Just like it’s done time and time before, the Syrian Electronic Army (SEA) broke into yet another media outlet late last week, hacking a handful of social media accounts belonging to CNN, including seven Twitter accounts and two Facebook accounts.

CNN admitted the accounts were compromised in a post Friday morning but insisted that the SEA, a group of pro-Syrian regime hackers, only had access for “minutes” and that the accounts were quickly secured.

Microsoft made a similar admission Friday, acknowledging that some of its employees’ social media and email accounts had recently been hit by phishers.

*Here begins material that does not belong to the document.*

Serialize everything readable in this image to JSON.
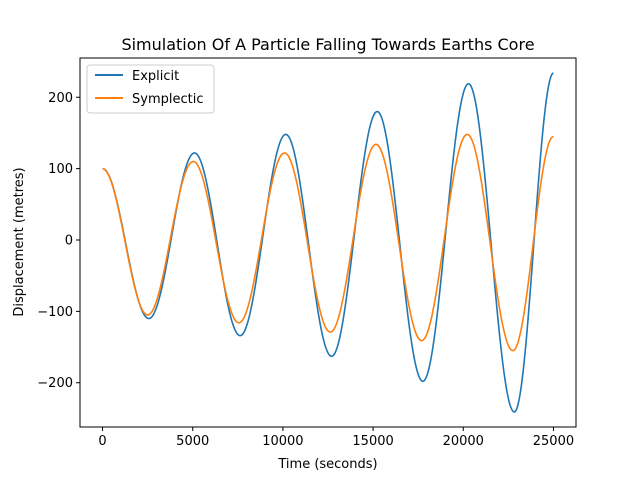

Twitter accounts for CNN’s Security Clearance blog, along with blogs for Political Ticket, The Lead, Security Clearance, The Situation Room and Crossfire were hacked while the Facebook pages for CNN and Security Clearance were also compromised in the attack.

A report by CNN on Monday that purported industrial scale “systematic torture and killing” by Syrian President Bashar al-Assad’s regime drew the ire of the SEA. Officials from Syria’s Justice Ministry shot down the report Wednesday, deeming the attached photos “fake,” leading CNN to print a correction but that didn’t stop the group from carrying out the hack Thursday.

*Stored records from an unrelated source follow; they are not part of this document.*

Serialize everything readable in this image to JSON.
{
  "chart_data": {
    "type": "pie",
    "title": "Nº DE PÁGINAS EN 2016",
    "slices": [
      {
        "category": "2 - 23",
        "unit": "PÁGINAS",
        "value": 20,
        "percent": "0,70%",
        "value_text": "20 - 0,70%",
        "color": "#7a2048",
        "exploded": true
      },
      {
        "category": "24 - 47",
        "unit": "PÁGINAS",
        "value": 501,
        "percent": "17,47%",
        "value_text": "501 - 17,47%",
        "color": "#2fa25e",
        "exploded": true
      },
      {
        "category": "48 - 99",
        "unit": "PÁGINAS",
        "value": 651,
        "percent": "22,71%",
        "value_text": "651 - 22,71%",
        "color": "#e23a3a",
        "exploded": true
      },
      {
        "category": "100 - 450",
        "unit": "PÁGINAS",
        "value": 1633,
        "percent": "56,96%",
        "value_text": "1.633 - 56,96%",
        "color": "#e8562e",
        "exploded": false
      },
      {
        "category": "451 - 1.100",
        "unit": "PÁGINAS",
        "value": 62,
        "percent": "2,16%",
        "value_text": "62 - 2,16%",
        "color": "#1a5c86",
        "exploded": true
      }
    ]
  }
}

The group called out the news agency following the attack on its official Twitter account, writing that it would “not stop to pursue these liars and will expose them and their methods for the world to see.”

“Tonight, the #SEA decided to retaliate against #CNN’s viciously lying reporting aimed at prolonging the suffering in #Syria,” another tweet said.

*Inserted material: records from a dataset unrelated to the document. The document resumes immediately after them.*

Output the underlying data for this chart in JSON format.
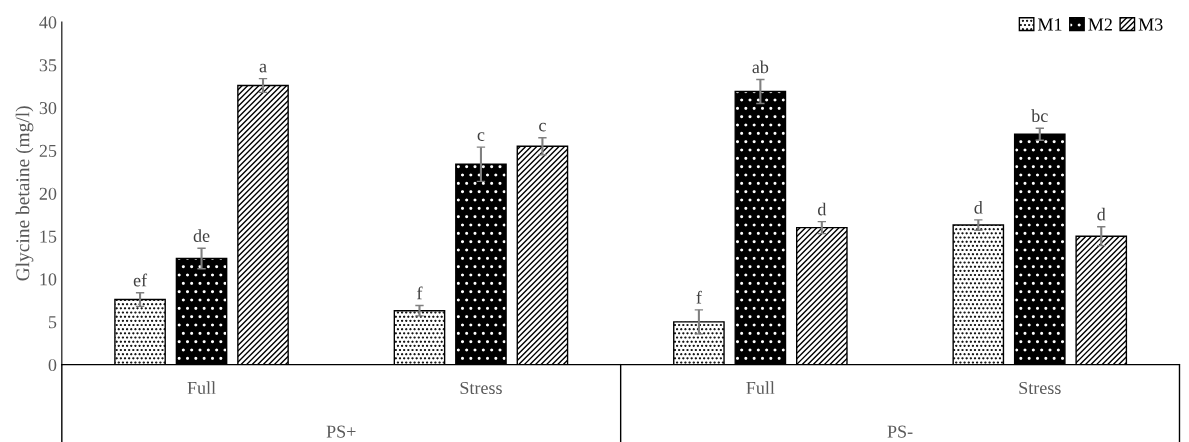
{
  "chart_data": {
    "type": "bar",
    "ylabel": "Glycine betaine (mg/l)",
    "categories": [
      "Full",
      "Stress",
      "Full",
      "Stress"
    ],
    "series": [
      {
        "name": "M1",
        "color": "#000000",
        "values": [
          7.6,
          6.3,
          5.0,
          16.3
        ],
        "errors": [
          0.8,
          0.6,
          1.4,
          0.6
        ],
        "value_labels": [
          "ef",
          "f",
          "f",
          "d"
        ]
      },
      {
        "name": "M2",
        "color": "#000000",
        "values": [
          12.4,
          23.4,
          31.9,
          26.9
        ],
        "errors": [
          1.2,
          2.0,
          1.4,
          0.7
        ],
        "value_labels": [
          "de",
          "c",
          "ab",
          "bc"
        ]
      },
      {
        "name": "M3",
        "color": "#000000",
        "values": [
          32.6,
          25.5,
          16.0,
          15.0
        ],
        "errors": [
          0.8,
          1.0,
          0.7,
          1.1
        ],
        "value_labels": [
          "a",
          "c",
          "d",
          "d"
        ]
      }
    ],
    "annotations": [
      "PS+",
      "PS-"
    ],
    "ylim": [
      0,
      40
    ],
    "yticks": [
      0,
      5,
      10,
      15,
      20,
      25,
      30,
      35,
      40
    ],
    "grid": false,
    "legend": "top right"
  }
}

Elsewhere on Friday a blog post by Adrienne Hall, the General Manager for Microsoft’s Trustworthy Computing Group admitted that a “select number” of the Microsoft employees had fallen victim to phishing attacks that granted hackers access to social media and email accounts.

The company claimed “documents associated with law enforcement inquiries” – information that it sounds like would be included in one of Microsoft’s semi-annual transparency reports – were at the center of the hack. Hall’s post didn’t elaborate on the attacks, declining to specify both the type of phishing attacks and the ‘validity’ of the stolen emails or documents.

Microsoft’s statement may come off as vague but the admission comes just a few weeks after the SEA hijacked of a handful of social media entities belonging to the company to spread its anti-surveillance agenda, suggesting the two incidents may be related.

Hall claims that Microsoft’s investigation is still continuing but if customer information involving those reports winds up being compromised, the company “will take appropriate action.”

The SEA took over Skype’s Twitter account on New Year’s Day to voice its displeasure over parent company Microsoft and its alleged involvement in NSA’s surveillance activities. The group also took aim at the Twitter and Instagram accounts of Microsoft’s Xbox support, @XBoxSupport, and its official news blog, @MSFTNews, just a week later to spread more or less the same remarks.

The SEA of course has been behind a rash of Twitter takedowns, DDoS attacks and internet vigilantism over the past several years. The group has executed well-publicized attacks on the New York Times, the Washington Post and Harvard University, just to name a few targets.